Abstract

1 Background: Advanced life support resources are required for optimal care of patients undergoing curative therapy, but their use in patients with terminal disease does not improve patient outcomes. In 2007, our cancer center established the Duffey Pain and Palliative Care team, and one important goal was to help our physicians improve at discussing end-of-life issues with patients. We hypothesized that if this effort was effective, it would result in less utilization of intensive care unit (ICU) management among patients who die in the center.

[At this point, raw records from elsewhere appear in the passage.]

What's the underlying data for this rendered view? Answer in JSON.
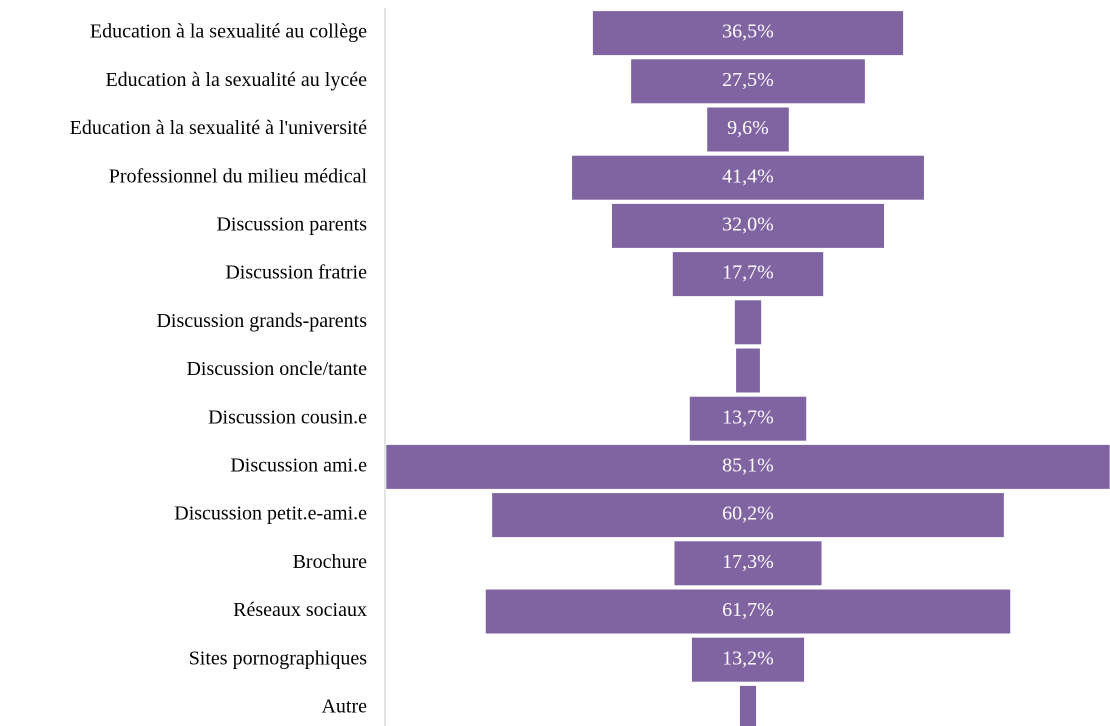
{
  "chart_data": {
    "type": "funnel",
    "categories": [
      "Education à la sexualité au collège",
      "Education à la sexualité au lycée",
      "Education à la sexualité à l'université",
      "Professionnel du milieu médical",
      "Discussion parents",
      "Discussion fratrie",
      "Discussion grands-parents",
      "Discussion oncle/tante",
      "Discussion cousin.e",
      "Discussion ami.e",
      "Discussion petit.e-ami.e",
      "Brochure",
      "Réseaux sociaux",
      "Sites pornographiques",
      "Autre"
    ],
    "values": [
      36.5,
      27.5,
      9.6,
      41.4,
      32.0,
      17.7,
      3.1,
      2.8,
      13.7,
      85.1,
      60.2,
      17.3,
      61.7,
      13.2,
      1.9
    ],
    "value_labels": [
      "36,5%",
      "27,5%",
      "9,6%",
      "41,4%",
      "32,0%",
      "17,7%",
      null,
      null,
      "13,7%",
      "85,1%",
      "60,2%",
      "17,3%",
      "61,7%",
      "13,2%",
      null
    ],
    "color": "#8064a2"
  }
}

Methods: All inpatient deaths were systematically tabulated and code status displayed at the multidisciplinary Morbidity and Mortality review twice per quarter, beginning in July 2006. Utilization of ICU care, defined as ventilator or dialysis support, was identified from billing data and confirmed by chart review. Survival to discharge among patients who received ICU care was monitored as a component of our patient safety dashboard. Results: From 2008 through 2011, 525 oncology patients died while hospitalized in the cancer center. During this period, among patients who died, there was a gradual increase in no-code status, election of comfort care, or withdrawal of ICU support, from 81% to 95% (OR 1.14 per quarter, p<0.0001). Although the proportion of patients who received any ICU care during their terminal hospitalization did not change, the duration of such care decreased: the proportion with mechanical ventilation for over 14 days decreased from 10% to 5% (OR 0.93 per quarter, p<0.05). There was no decrease in the survival-to-discharge of patients who received ICU care. Conclusions: A multidisciplinary team approach to improve discussion of end-of-life issues, combined with regular feedback to cancer center staff regarding code status at death, resulted in significant changes in patient and family decisions about management at the end of life over a four-year interval. These changes have reduced utilization of ICU care during terminal hospitalizations with no reduction in the survival-to-discharge of all patients who receive ICU care. We propose appropriate establishment of code status and survival-to-discharge of ICU patients as measures of quality oncology care.